Consider a hypothetical example on a larger scale. Suppose, for argument’s sake, we established a national minimum wage of $25 per hour. Most people in most places would call that a “living wage,” which is what advocates of higher minimums often claim to want. Suddenly, the sort of administrative associate I hire at my company has another option: She can go work at Wal-Mart for $25 per hour. When my sharp, experienced, college-educated former employee goes up against an inexperienced worker with a GED for that Wal-Mart position, who do you think is going to get it? Hint: It won’t be the applicant with the GED. And Wal-Mart may expect my former employee to be so productive that it won’t need to hire both applicants, even if it has the budget to support them.

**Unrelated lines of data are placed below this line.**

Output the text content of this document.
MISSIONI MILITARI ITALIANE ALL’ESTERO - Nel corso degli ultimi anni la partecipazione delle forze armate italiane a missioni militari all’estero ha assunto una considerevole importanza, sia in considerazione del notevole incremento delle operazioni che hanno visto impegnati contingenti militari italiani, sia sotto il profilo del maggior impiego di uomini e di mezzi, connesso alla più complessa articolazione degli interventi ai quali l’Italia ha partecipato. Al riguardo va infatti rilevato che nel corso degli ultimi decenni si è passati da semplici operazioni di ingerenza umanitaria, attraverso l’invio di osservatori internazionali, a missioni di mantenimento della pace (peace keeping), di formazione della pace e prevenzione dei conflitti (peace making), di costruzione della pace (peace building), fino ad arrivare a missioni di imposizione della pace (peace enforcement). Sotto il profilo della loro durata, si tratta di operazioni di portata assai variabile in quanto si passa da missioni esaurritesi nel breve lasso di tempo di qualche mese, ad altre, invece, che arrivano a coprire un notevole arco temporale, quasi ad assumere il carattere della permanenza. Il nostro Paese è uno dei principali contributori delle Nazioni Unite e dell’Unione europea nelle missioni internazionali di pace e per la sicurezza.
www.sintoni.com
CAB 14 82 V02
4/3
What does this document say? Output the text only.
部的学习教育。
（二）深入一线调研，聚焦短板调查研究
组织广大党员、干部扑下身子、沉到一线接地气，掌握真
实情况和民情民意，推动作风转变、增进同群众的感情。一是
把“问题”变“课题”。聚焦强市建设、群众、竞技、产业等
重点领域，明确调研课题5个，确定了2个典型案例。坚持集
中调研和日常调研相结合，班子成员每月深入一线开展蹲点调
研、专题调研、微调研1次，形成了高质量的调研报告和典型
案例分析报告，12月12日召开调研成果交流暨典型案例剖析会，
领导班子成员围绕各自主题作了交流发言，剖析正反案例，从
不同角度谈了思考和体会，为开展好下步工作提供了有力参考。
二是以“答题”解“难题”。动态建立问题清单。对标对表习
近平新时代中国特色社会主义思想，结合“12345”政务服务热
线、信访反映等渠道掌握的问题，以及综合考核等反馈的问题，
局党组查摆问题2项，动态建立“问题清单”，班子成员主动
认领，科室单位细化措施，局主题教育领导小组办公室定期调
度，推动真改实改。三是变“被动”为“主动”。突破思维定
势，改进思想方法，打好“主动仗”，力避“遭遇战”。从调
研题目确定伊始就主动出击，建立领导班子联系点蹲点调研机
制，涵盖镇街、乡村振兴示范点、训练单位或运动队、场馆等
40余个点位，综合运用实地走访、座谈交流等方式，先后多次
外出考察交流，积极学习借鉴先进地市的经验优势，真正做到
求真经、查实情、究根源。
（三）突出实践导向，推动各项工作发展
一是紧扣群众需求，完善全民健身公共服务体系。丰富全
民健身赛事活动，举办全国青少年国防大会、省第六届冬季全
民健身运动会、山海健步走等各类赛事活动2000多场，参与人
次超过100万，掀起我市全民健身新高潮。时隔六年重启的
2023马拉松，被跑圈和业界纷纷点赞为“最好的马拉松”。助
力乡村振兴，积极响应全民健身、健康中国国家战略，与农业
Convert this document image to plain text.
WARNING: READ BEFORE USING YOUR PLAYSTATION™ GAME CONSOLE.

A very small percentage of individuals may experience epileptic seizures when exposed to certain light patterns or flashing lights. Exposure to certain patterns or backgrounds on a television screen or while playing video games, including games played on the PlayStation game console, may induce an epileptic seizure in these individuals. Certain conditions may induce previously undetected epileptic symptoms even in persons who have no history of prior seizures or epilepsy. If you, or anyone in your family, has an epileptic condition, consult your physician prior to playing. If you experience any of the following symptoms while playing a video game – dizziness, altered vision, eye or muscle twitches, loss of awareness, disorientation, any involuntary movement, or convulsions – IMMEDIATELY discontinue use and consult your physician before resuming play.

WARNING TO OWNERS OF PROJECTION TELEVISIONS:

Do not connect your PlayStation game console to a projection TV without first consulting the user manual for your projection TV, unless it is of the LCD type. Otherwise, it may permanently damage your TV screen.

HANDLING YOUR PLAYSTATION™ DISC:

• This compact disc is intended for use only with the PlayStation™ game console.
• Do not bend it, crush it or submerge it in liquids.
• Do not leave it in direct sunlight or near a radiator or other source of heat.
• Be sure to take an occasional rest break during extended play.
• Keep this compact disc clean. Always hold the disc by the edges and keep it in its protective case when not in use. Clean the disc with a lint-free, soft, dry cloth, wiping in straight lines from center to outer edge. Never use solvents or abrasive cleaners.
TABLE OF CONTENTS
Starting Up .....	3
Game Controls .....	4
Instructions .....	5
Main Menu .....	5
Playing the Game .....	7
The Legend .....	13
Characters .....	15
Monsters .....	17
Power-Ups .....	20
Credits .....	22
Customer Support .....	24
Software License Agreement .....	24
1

The myth is that bosses or owners pay for higher minimum wages through reduced earnings. That is almost entirely false. Bosses make far more than the minimum as a rule, and they don’t compete in the same job market as minimum-wage earners. Owners and managers can, and will, adjust cost structures in the long run to make their profit targets. If businesses must pay more for entry-level jobs, they will create fewer jobs, hire stronger employees with higher potential and hold down other labor costs so they end up with a smaller but more productive labor force. They may also turn to technological solutions to make their existing workers more efficient or eliminate their lowest skilled jobs altogether. The higher skilled workers will do OK; it is those who lack the skills to win that competition who will suffer.
Wal-Mart’s work force has intuitively sensed this. The company has boosted its minimum wage internally, but it has generally not increased existing workers’ wages to preserve the wage hierarchy that formerly existed. The least-valuable workers will earn more, but to keep costs in line, the more-valuable workers within the lesser-skilled range will earn relatively less. Morale has dipped in consequence in many stores, as Bloomberg recently reported. Yet overall profits, which are higher management’s responsibility, won’t change much in the long run. Senior management’s earnings, or the value that accrues to shareholders, won’t either.
Of course, not all higher labor costs must be balanced by offsetting cost reductions. Some can be recovered through higher prices. If Wal-Mart raises its prices, will rich people who happen to shop at Wal-Mart feel the pain? No; they mostly won’t notice. But budget-conscious shoppers trying to secure basic necessities for their families certainly will. The same holds true for McDonald’s menu prices in New York.
The irony of this whole debate is that minimum wage levels don’t really affect affluent people, or those with the earning power to become affluent. They affect the people who rely on low prices both to win employment and to meet their families’ needs. When we raise the floor on prices - whether for goods or for labor - it isn’t the wealthy who suffer.